Le operazioni sono controllate da un joystick in cabina e il carro può essere equipaggiato con monitor KUHN CCI, funzionale anche alle operazioni di pesatura della miscelata.


Alta densità senza fatica
In due versioni e quattro modelli base, le big balers KUHN LSB 1290 D o LSB 1290 iD contengono, in quest'ultimo modello, il concept innovativo Intelligent Density - novità tecnica Eima 2014 - capace di generare balle con una densità di 25 punti percentuali maggiore rispetto alle presse per balle rettangolari tradizionali.

Risultato ottenuto grazie al sistema di compressione Twinpact che opera con una compressione in due tempi.
Si evita così l'eccessivo picco di carico sulla macchina e si aumenta la densità mantenendo un carico sulla linea di trasmissione del tutto simile a quello della convenzionale LSB 1290.



La macchina, quando verrà immessa sul mercato, andrà a completare la gamma senza sostituire i modelli esistenti.
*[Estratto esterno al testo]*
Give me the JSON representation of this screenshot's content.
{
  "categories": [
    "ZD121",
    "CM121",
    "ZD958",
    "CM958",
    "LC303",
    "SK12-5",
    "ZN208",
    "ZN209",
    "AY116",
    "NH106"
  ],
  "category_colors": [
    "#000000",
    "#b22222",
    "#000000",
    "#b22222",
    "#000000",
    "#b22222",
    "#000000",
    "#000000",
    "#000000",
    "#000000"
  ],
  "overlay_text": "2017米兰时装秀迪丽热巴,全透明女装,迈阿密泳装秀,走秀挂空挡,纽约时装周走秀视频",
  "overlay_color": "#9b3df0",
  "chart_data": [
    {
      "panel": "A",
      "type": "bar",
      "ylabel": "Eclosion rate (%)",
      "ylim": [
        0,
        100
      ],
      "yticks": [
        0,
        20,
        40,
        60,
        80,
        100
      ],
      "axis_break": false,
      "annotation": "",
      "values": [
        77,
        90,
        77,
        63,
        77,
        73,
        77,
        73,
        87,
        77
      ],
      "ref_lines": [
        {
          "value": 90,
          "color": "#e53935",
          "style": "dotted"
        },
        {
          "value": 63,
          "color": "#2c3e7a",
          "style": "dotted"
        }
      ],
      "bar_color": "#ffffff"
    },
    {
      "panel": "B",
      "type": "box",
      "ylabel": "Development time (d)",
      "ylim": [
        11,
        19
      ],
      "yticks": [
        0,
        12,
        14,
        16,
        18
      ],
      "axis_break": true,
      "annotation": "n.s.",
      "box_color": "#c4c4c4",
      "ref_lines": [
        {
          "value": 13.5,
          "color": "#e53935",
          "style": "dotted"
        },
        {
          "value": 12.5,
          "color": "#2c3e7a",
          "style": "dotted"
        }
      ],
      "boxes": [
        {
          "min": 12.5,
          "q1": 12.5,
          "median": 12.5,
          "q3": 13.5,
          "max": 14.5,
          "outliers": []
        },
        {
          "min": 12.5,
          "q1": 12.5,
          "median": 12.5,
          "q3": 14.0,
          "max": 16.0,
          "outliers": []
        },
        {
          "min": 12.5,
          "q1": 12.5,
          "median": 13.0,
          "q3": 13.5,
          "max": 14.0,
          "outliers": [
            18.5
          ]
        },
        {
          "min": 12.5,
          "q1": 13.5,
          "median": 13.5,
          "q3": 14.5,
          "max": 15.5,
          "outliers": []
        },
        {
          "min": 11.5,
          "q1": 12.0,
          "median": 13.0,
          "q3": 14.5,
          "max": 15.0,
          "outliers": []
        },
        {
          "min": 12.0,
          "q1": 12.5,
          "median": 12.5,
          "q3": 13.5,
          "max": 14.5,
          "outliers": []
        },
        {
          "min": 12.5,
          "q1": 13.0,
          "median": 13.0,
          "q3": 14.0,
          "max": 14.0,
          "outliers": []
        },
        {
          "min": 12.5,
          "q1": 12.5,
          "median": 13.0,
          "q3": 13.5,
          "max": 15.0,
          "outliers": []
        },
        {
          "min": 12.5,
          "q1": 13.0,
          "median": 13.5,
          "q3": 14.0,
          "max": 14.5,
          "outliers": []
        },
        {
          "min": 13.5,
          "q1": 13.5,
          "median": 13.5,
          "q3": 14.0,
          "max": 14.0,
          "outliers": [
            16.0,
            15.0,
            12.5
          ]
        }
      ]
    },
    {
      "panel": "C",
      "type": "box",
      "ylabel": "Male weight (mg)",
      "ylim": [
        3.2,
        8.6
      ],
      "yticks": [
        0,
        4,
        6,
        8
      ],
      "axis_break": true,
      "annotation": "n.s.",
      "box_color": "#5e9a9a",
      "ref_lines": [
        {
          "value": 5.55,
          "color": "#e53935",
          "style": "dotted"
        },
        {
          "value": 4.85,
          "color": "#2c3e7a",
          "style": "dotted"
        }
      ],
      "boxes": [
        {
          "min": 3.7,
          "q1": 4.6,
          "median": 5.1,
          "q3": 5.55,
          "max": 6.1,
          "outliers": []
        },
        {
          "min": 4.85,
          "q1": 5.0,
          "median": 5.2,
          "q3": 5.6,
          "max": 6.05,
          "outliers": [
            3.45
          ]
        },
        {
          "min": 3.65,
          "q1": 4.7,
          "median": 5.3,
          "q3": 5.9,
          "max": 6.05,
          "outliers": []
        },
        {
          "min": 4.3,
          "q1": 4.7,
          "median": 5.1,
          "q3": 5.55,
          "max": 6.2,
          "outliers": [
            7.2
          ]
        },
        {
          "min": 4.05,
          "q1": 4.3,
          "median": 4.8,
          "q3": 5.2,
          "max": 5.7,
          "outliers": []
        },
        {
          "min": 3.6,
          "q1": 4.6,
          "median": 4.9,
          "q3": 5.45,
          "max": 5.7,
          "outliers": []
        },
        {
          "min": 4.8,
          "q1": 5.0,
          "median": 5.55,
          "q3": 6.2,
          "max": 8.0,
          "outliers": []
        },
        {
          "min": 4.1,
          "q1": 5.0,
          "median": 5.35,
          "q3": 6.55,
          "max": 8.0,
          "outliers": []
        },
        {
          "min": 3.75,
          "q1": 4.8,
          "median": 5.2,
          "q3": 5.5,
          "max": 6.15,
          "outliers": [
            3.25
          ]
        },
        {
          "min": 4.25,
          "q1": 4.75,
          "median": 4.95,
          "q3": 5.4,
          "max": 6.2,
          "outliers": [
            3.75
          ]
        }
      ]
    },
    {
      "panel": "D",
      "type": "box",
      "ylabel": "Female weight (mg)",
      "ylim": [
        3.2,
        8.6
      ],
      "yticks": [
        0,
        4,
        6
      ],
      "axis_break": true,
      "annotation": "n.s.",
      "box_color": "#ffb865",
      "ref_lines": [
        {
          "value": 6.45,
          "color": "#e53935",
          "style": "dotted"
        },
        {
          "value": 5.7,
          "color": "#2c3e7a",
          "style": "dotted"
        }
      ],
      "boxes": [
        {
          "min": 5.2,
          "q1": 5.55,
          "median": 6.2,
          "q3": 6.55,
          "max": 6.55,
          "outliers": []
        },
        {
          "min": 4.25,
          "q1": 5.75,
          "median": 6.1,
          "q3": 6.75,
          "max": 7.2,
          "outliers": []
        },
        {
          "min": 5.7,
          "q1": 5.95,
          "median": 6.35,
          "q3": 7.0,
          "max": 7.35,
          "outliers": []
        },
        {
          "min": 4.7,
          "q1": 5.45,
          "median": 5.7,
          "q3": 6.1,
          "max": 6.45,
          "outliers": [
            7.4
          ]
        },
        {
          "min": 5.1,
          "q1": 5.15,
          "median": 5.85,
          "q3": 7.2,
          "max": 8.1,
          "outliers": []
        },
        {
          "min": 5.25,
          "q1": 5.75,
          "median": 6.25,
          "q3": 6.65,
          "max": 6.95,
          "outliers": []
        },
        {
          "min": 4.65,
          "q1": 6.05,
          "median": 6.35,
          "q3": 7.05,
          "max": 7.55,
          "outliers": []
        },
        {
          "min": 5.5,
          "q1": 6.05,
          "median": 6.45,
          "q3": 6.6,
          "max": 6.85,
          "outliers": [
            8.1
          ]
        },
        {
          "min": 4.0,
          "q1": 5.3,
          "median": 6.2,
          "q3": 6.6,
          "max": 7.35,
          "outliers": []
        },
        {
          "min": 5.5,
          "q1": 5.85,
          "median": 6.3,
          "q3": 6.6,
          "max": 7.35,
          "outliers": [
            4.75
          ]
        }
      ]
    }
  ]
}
Axmat e Axis 50.1 H-MC-W, la terza generazione
Gli spandiconcime centrifughi ad azionamento idraulico individuale dei dischi di spargimento direttamente dal trattore, aprono le porte alla terza generazione KUHN.


 
Il sistema EMC Electronic Mass Control, misura e regola lo scorrimento del concime su ciascun disco il cui funzionamento è indipendente dal regime motore del trattore, così da ottenere per i due lati, una dose specifica e monitorata dalla scatola di comando che indica il quantitativo realmente sparso.

Dotato di Isobus compatibile di serie, utilizza il terminale KUHN CCI 100 e, in occasione di Eima 2014, è stato equipaggiato con Axmat, innovazione tecnica Eima 2014 che misura automaticamente online la distribuzione del concime inorganico con spandiconcime a dischi



L'impostazione è automatica in base al tipo di fertilizzante e alla larghezza di lavoro desiderata; la lettura del flusso di prodotto avviene attraverso quattro sensori a microonde.


 
Un braccio orientabile attorno al disco rileva, senza contatto, la posizione degli spandiconcime al di sotto e imposta, con il fondo del serbatoio girevole e l'apertura di dosaggio, lo schema di spandimento in modo completamente automatico in base alla larghezza di lavoro desiderata.

L'automonitoraggio costante degli spandiconcime consente, anche in caso di cariche alternate di concime o alterazione delle condizioni meteo, una regolazione completamente automatica online del sistema di regolazione.